Symphonies d'Anton Bruckner
Anton Bruckner a composé onze symphonies, la première étant la Symphonie en fa mineur en 1863, la dernière, la Symphonie no 9 inachevée de 1893-1896.
La Symphonie en fa mineur de 1863 était initialement appelée Symphonie n° 1, et, dans une lettre du à son ami Rudolf Weinwurm, Bruckner décrivit la Symphonie en ut mineur, à laquelle il travaillait à cette époque, comme sa Symphonie n° 2. Ultérieurement Bruckner décida de laisser la Symphonie en fa mineur non numérotée et désigna la Symphonie en ut mineur de 1865/1866 comme sa « Symphonie n° 1 ». De manière similaire, la Symphonie en ré mineur de 1869 était initialement appelée Symphonie n° 2, tandis que la Symphonie en ut mineur de 1872 était sa Symphonie n° 3. Au cours des années 1872 ou 1873, Bruckner décida de laisser la Symphonie en ré mineur non numérotée, et il désigna la Symphonie en ut mineur de 1872 comme sa « Symphonie n° 2 »[1].
Période de Linz
Symphonie en fa mineur
Otto Kitzler, le dernier professeur de compositions de Bruckner, lui ordonna de composer trois dernières œuvres comme point final de ses études auprès de lui : une œuvre chorale (le Psaume 112), une ouverture (l'Ouverture en sol mineur) et une symphonie. La Symphonie en fa mineur a été achevée en 1863. Bruckner a par la suite rejeté cette composition, mais ne l'a pas détruite. Tandis qu'elle rappelle celles d'autres compositeurs comme Robert Schumann, elle porte déjà indéniablement aussi la marque du style ultérieur de Bruckner. Kitzler a commenté l'œuvre comme n'étant « pas très inspirée ». L'œuvre, qui a été créée en 1924, n'a été éditée dans son intégralité qu'en 1973. Elle est parfois rapportée comme « Symphonie n° 00 ».
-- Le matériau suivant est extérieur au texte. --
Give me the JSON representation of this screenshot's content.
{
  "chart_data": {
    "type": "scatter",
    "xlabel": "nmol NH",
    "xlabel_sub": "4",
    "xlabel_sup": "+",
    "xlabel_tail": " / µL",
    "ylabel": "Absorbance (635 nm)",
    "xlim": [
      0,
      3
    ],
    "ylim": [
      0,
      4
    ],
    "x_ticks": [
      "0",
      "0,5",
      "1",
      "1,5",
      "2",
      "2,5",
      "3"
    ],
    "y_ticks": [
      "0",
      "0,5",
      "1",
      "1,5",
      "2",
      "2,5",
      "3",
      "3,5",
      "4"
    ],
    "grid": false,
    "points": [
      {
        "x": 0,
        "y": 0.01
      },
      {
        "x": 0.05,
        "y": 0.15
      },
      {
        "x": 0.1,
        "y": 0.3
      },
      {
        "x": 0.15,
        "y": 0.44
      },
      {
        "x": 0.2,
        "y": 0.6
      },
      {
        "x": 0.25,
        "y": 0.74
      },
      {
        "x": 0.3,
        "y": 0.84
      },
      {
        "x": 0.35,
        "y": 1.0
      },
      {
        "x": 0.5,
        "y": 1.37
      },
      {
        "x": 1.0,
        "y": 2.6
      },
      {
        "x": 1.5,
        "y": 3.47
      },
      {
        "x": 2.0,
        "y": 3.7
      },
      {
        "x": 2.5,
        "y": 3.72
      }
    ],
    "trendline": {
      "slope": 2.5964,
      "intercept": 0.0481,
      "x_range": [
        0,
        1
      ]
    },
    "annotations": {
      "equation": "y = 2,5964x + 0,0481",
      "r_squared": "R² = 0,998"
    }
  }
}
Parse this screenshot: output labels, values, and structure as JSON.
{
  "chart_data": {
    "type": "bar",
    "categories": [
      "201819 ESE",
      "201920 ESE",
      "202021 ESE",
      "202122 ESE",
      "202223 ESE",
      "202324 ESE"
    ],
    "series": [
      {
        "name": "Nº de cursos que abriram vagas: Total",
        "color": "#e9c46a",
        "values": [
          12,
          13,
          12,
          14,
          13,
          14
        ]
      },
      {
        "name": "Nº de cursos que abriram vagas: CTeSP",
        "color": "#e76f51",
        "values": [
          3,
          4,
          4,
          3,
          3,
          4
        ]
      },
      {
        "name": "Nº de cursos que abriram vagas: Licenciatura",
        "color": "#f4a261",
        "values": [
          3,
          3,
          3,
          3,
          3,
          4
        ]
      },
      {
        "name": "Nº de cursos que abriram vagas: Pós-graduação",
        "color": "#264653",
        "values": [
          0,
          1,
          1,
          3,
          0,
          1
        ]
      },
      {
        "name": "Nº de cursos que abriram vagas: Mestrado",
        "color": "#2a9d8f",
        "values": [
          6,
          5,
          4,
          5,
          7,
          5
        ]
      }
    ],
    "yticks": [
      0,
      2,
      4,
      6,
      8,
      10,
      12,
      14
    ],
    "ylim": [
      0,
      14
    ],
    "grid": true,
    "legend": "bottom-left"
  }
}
Symphonie no 1 en do mineur
La Symphonie no 1 en do mineur - parfois appelée par Bruckner das kecke Beserl[2] (essai de traduction : le jeune loup insolent) - a été composée en 1866, mais le manuscrit original n'en a été reconstitué qu'en 1998. Elle est surtout connue sous deux autres versions, la soi-disant Version de Linz, basée principalement sur des révisions rythmiques introduites à Vienne en 1877, et la Version viennoise, une révision complète effectuée en 1891.
Symphonie en ré mineur
La symphonie suivante a été la Symphonie en ré mineur de 1869, la prétendue « Symphonie n° 0 » (Die Nullte), une œuvre si durement critiquée que Bruckner l'a complètement rejetée. Elle n'a pas été exécutée au cours de la vie du compositeur.
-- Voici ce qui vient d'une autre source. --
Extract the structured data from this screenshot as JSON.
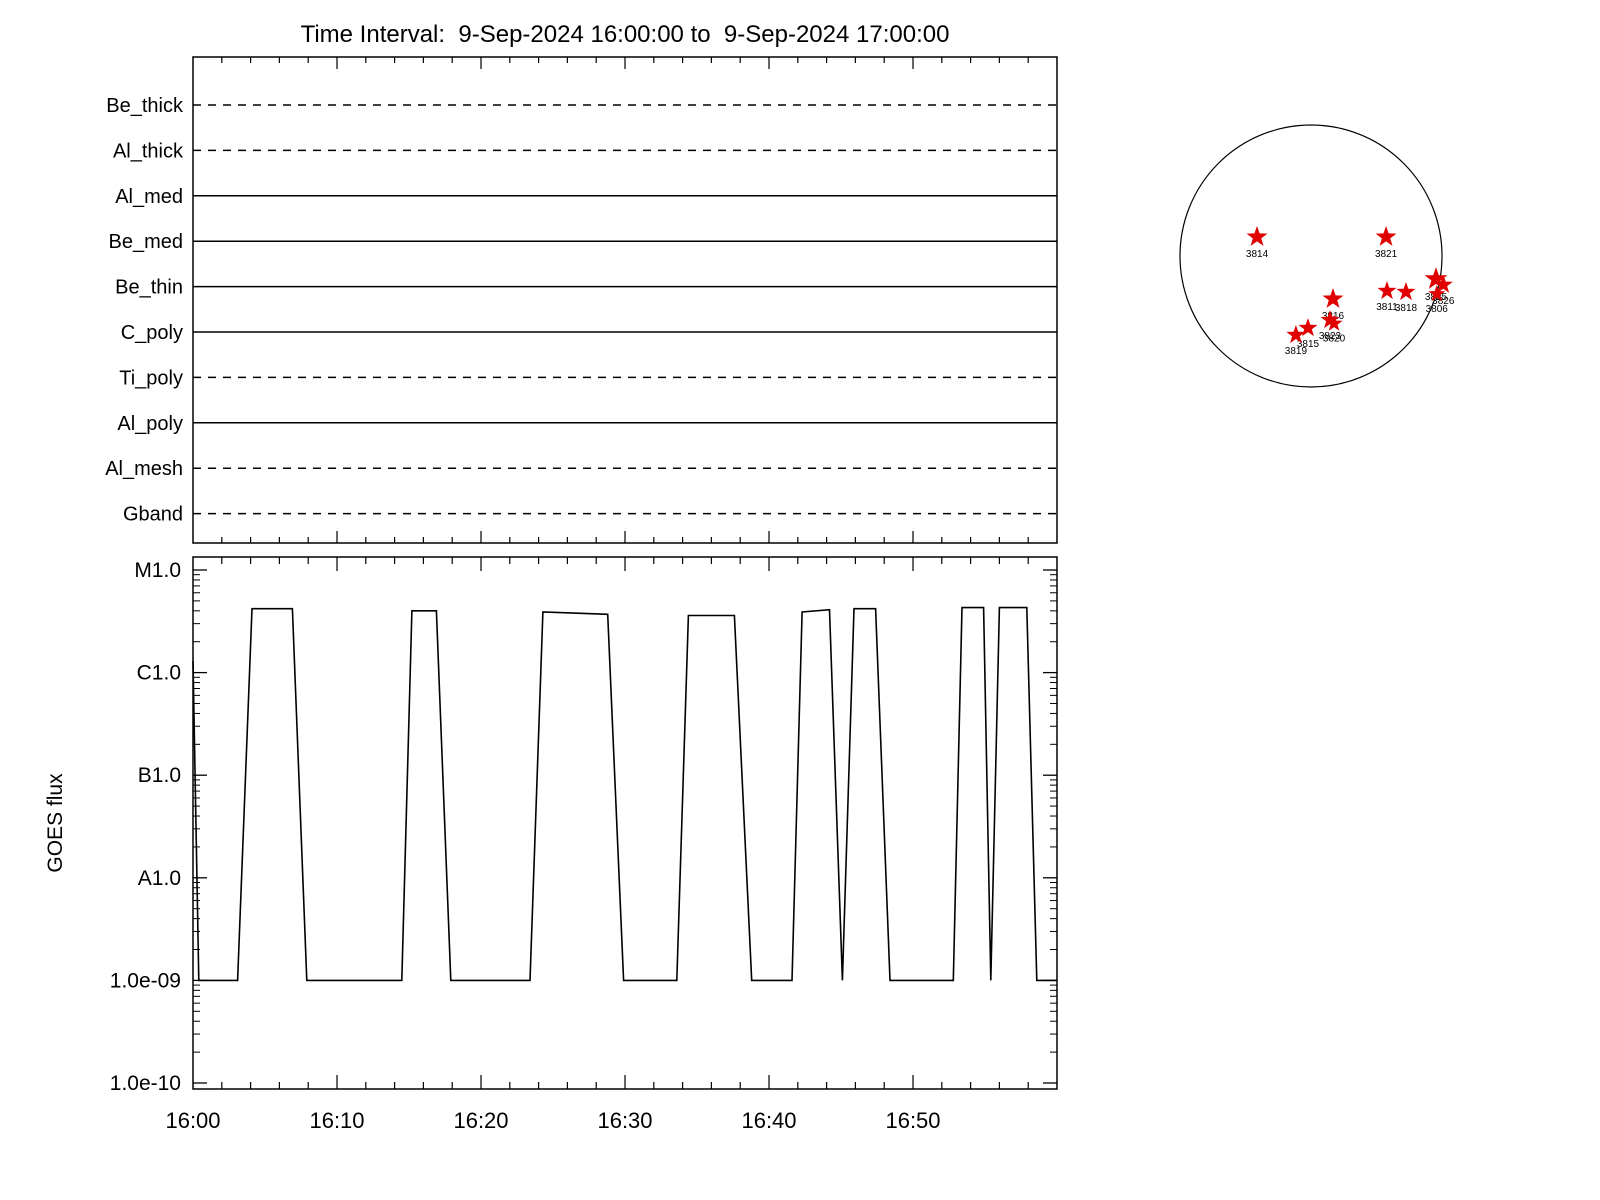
{
  "title": "Time Interval:  9-Sep-2024 16:00:00 to  9-Sep-2024 17:00:00",
  "colors": {
    "line": "#000000",
    "star": "#e00000",
    "background": "#ffffff"
  },
  "chart_data": [
    {
      "type": "line",
      "name": "xrt_filter_timeline",
      "title": "Time Interval:  9-Sep-2024 16:00:00 to  9-Sep-2024 17:00:00",
      "x_range_minutes": [
        0,
        60
      ],
      "grid": false,
      "rows": [
        {
          "label": "Be_thick",
          "line_style": "dashed"
        },
        {
          "label": "Al_thick",
          "line_style": "dashed"
        },
        {
          "label": "Al_med",
          "line_style": "solid"
        },
        {
          "label": "Be_med",
          "line_style": "solid"
        },
        {
          "label": "Be_thin",
          "line_style": "solid"
        },
        {
          "label": "C_poly",
          "line_style": "solid"
        },
        {
          "label": "Ti_poly",
          "line_style": "dashed"
        },
        {
          "label": "Al_poly",
          "line_style": "solid"
        },
        {
          "label": "Al_mesh",
          "line_style": "dashed"
        },
        {
          "label": "Gband",
          "line_style": "dashed"
        }
      ]
    },
    {
      "type": "line",
      "name": "goes_flux",
      "ylabel": "GOES flux",
      "y_scale": "log",
      "ylim": [
        8.7e-11,
        1.34e-05
      ],
      "grid": false,
      "x_tick_minutes": [
        0,
        10,
        20,
        30,
        40,
        50
      ],
      "x_tick_labels": [
        "16:00",
        "16:10",
        "16:20",
        "16:30",
        "16:40",
        "16:50"
      ],
      "x_minor_step_minutes": 2,
      "y_ticks": [
        {
          "value": 1e-10,
          "label": "1.0e-10"
        },
        {
          "value": 1e-09,
          "label": "1.0e-09"
        },
        {
          "value": 1e-08,
          "label": "A1.0"
        },
        {
          "value": 1e-07,
          "label": "B1.0"
        },
        {
          "value": 1e-06,
          "label": "C1.0"
        },
        {
          "value": 1e-05,
          "label": "M1.0"
        }
      ],
      "series": [
        {
          "name": "goes_long_channel",
          "points_minutes_flux": [
            [
              0,
              1.3e-06
            ],
            [
              0.4,
              1e-09
            ],
            [
              3.1,
              1e-09
            ],
            [
              4.1,
              4.2e-06
            ],
            [
              6.9,
              4.2e-06
            ],
            [
              7.9,
              1e-09
            ],
            [
              14.5,
              1e-09
            ],
            [
              15.2,
              4e-06
            ],
            [
              16.9,
              4e-06
            ],
            [
              17.9,
              1e-09
            ],
            [
              23.4,
              1e-09
            ],
            [
              24.3,
              3.9e-06
            ],
            [
              28.8,
              3.7e-06
            ],
            [
              29.9,
              1e-09
            ],
            [
              33.6,
              1e-09
            ],
            [
              34.4,
              3.6e-06
            ],
            [
              37.6,
              3.6e-06
            ],
            [
              38.8,
              1e-09
            ],
            [
              41.6,
              1e-09
            ],
            [
              42.3,
              3.9e-06
            ],
            [
              44.2,
              4.1e-06
            ],
            [
              45.1,
              1e-09
            ],
            [
              45.9,
              4.2e-06
            ],
            [
              47.4,
              4.2e-06
            ],
            [
              48.4,
              1e-09
            ],
            [
              52.8,
              1e-09
            ],
            [
              53.4,
              4.3e-06
            ],
            [
              54.9,
              4.3e-06
            ],
            [
              55.4,
              1e-09
            ],
            [
              56.0,
              4.3e-06
            ],
            [
              57.9,
              4.3e-06
            ],
            [
              58.6,
              1e-09
            ],
            [
              60,
              1e-09
            ]
          ]
        }
      ]
    },
    {
      "type": "scatter",
      "name": "solar_disk_active_regions",
      "marker": "star",
      "marker_color": "#e00000",
      "regions": [
        {
          "label": "3814",
          "dx": -0.412,
          "dy": -0.145,
          "size": 11
        },
        {
          "label": "3821",
          "dx": 0.573,
          "dy": -0.145,
          "size": 11
        },
        {
          "label": "3816",
          "dx": 0.168,
          "dy": 0.328,
          "size": 11
        },
        {
          "label": "3811",
          "dx": 0.58,
          "dy": 0.267,
          "size": 10
        },
        {
          "label": "3818",
          "dx": 0.725,
          "dy": 0.275,
          "size": 10
        },
        {
          "label": "3825",
          "dx": 0.954,
          "dy": 0.176,
          "size": 12
        },
        {
          "label": "3826",
          "dx": 1.01,
          "dy": 0.22,
          "size": 10
        },
        {
          "label": "3806",
          "dx": 0.96,
          "dy": 0.29,
          "size": 9
        },
        {
          "label": "3823",
          "dx": 0.145,
          "dy": 0.489,
          "size": 10
        },
        {
          "label": "3820",
          "dx": 0.176,
          "dy": 0.515,
          "size": 9
        },
        {
          "label": "3815",
          "dx": -0.023,
          "dy": 0.55,
          "size": 10
        },
        {
          "label": "3819",
          "dx": -0.115,
          "dy": 0.603,
          "size": 10
        }
      ]
    }
  ]
}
Symphonie en si bémol majeur
La tentative suivante a été une esquisse du premier mouvement d'une symphonie en si bémol majeur, qui a été abandonnée par la suite. Il existe un enregistrement commercial de cette esquisse : Ricardo Luna, Bruckner unknown, CD Preiser Records PR 91250, 2013[3].
Période viennoise
Symphonie no 2 en do mineur
La Symphonie no 2 en do mineur de 1872 a été révisé en 1873, 1876, 1877 et 1892. Elle est parfois appelée « la Symphonie des Pauses » pour son utilisation de pauses dramatiques de l'ensemble de l'orchestre, qui accentuent la structure de l'œuvre. Dans l'édition Carragan de la version 1872, le Scherzo est placée en deuxième position et l'Adagio en troisième position. Elle est dans la même tonalité que la Symphonie no 1[4].
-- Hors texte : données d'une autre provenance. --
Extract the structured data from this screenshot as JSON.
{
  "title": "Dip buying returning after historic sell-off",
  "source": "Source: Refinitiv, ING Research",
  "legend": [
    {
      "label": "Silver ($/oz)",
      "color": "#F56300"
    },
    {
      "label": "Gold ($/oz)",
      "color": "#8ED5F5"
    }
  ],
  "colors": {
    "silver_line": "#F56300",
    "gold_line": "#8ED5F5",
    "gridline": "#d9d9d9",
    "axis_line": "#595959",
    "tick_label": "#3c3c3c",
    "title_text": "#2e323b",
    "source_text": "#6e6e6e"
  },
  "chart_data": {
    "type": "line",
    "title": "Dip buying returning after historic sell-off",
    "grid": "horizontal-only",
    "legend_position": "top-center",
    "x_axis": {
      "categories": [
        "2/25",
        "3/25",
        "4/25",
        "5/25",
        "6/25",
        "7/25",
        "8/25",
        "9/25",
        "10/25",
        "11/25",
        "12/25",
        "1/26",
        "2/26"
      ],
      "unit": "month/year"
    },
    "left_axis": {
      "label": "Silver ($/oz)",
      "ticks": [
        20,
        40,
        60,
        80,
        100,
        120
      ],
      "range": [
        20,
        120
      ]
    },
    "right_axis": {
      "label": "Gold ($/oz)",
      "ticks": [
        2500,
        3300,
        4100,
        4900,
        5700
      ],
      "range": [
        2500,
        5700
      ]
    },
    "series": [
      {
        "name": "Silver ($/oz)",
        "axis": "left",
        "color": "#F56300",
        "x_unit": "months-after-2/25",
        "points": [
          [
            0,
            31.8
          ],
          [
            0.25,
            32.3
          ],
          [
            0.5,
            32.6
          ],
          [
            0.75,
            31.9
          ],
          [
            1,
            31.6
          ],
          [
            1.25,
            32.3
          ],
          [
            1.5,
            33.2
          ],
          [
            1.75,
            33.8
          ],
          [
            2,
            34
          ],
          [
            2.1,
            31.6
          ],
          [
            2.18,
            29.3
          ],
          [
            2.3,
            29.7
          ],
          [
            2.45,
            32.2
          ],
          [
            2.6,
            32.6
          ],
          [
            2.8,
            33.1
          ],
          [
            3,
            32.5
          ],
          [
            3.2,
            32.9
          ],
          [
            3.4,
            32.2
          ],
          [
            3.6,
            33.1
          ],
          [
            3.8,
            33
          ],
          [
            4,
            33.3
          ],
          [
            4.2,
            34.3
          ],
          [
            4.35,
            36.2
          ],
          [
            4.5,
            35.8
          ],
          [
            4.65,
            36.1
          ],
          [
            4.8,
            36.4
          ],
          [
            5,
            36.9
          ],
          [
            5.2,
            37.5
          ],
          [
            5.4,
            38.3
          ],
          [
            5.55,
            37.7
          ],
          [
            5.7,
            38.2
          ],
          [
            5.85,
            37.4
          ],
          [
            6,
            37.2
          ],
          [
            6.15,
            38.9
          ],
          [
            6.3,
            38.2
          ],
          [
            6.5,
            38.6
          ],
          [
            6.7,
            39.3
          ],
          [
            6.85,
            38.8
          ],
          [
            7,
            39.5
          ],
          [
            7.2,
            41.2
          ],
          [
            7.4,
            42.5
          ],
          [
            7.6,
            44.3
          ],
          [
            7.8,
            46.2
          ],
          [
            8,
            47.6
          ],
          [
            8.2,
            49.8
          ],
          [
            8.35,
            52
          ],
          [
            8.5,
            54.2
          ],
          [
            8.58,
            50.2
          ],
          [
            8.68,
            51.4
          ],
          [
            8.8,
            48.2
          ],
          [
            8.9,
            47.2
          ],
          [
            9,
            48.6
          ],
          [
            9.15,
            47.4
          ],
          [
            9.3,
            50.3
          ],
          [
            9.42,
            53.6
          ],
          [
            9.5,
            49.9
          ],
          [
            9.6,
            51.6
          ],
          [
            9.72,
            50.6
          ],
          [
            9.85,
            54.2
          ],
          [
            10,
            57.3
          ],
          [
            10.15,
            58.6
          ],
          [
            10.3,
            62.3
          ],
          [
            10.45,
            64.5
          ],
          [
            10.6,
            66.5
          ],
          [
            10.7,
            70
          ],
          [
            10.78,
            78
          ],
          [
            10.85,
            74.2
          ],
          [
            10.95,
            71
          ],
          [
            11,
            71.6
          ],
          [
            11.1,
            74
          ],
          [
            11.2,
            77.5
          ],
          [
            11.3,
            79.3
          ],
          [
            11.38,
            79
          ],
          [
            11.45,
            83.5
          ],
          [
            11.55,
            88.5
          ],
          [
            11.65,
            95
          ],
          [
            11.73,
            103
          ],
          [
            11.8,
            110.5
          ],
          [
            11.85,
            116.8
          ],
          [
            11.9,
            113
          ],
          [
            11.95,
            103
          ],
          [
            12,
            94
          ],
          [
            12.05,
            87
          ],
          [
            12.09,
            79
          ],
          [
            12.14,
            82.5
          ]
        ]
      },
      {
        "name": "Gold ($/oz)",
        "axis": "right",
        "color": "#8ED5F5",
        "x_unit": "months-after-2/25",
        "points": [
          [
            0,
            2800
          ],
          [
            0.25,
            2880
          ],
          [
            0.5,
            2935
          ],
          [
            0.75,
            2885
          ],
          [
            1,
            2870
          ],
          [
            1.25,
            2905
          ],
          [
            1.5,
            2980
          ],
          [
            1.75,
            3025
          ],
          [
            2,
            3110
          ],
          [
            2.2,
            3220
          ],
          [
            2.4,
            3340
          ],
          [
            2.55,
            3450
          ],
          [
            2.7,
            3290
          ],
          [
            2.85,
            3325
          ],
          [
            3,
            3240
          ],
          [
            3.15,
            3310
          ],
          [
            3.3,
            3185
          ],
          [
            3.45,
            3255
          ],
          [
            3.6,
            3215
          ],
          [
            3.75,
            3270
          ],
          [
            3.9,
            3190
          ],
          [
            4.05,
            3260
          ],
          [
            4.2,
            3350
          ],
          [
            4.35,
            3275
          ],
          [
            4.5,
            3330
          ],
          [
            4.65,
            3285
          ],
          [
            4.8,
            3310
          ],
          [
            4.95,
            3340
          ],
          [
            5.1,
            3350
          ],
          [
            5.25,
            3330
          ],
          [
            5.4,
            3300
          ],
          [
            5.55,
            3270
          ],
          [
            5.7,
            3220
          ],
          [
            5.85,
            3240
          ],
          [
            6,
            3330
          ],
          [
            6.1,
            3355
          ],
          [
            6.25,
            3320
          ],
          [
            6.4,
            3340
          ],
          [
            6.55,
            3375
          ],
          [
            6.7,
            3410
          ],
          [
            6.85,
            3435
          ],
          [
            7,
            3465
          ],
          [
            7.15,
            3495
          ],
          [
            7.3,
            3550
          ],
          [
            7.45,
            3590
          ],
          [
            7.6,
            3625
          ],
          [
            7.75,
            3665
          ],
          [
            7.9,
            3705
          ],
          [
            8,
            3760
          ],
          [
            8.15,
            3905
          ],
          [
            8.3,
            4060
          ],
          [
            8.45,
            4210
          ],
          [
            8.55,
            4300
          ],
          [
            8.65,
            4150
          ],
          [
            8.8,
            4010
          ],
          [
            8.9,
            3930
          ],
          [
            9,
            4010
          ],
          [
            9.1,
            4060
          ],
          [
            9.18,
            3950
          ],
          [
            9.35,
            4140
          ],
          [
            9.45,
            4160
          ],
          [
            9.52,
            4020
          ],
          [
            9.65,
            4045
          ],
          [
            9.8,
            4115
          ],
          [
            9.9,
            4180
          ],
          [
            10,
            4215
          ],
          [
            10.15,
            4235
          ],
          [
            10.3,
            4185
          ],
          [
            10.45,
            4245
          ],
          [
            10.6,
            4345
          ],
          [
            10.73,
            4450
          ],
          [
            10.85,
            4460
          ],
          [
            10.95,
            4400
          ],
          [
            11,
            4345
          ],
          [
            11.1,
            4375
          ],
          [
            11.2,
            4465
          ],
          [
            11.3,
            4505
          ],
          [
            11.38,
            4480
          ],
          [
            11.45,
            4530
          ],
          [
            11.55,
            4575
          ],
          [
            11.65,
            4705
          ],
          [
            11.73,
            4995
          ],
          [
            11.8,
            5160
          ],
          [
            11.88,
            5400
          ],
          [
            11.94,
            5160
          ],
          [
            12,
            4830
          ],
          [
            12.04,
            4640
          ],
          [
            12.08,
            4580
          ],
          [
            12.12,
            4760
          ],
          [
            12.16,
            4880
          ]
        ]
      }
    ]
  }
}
Symphonie no 3 en ré mineur
Bruckner compose la Symphonie no 3 en ré mineur en 1873. Il la présenta à Wagner avec la Deuxième, en lui demandant laquelle des deux il pourrait lui dédicacer. Wagner choisit la Troisième et Bruckner lui envoya une copie calligraphée peu de temps après. C'est pourquoi la version originale de la Wagner Symphonie a été conservée, malgré les révisions successives en 1874, 1876, 1877-1878 et 1888-1889. Une des raisons, qui a contribué au choix de Wagner pour accepter la dédicace, était les citations de la musique des opéras de Wagner que la Troisième contenait, notamment de la Walkyrie et de Lohengrin[5]. La plupart de ces citations ont été supprimées dans les versions ultérieures.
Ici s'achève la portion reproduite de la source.